Prevention is key! Now that flu season is here, it is very important for you and your family to get your flu shots. You should also discuss the pneumonia shot with your doctor, as some groups should receive both shots.
Who should get a flu shot?
Everyone ages 6 months and older can get a flu shot — except for those with a history of an allergic or other reaction. Every flu season is different, so you should get a flu shot every year!
The following groups are strongly advised to get an annual flu shot because they are at higher risk of getting sick or they live or work with high-risk groups3.
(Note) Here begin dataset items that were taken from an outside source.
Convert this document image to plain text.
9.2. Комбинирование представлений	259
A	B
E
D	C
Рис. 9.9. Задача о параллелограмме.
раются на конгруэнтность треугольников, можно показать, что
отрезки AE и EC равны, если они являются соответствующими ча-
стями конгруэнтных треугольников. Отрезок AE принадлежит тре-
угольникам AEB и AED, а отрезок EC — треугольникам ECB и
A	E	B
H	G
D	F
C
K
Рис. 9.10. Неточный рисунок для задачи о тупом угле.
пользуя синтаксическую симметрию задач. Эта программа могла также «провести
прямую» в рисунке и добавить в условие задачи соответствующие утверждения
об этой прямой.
- Family members and caregivers of children younger than 6 months
- Anyone with a chronic disease or weak immune system
- Adults age 50 and older
- Pregnant women
- Nursing home residents
You should get a flu shot by the end of October, but getting a flu shot makes sense at any time during flu season. The flu season often peaks between December and February, but it can last as late as May.
What about the pneumonia vaccine?
You may be able to skip the pneumonia shot if you’re a healthy adult between ages 18 and 50. But the following groups should get a pneumonia shot because they are at higher risk of getting sick:
- Children younger than 2 years old
- All adults 65 years or older
- Anyone with certain medical conditions or risk factors
If you and your doctor decide that you need a pneumonia shot, you can get it at any time of the year. If it’s flu season, you can even get a pneumonia shot at the same time you get a flu shot.
Are there any side effects of flu and pneumonia shots?
Some people might feel soreness at the shot site or experience mild side effects from these shots. And some people who get these shots may still get sick.
If you get the flu or pneumonia within two weeks of getting the shot, you were probably exposed to the virus right before or right after your shot. Still, the flu and pneumonia shots have been shown to ease symptoms in people who get the shots but still get sick.
Where can you get these vaccines?
You can get your flu or pneumonia shot at your doctor’s office, local pharmacy or clinics. If you need help finding a shot spot, visit vaccinefinder.org.
It’s okay if you aren’t sure about the flu and pneumonia shots. Talk to your doctor, and they can answer any of your questions. But don’t forget! The best protection against the flu and pneumonia are shots!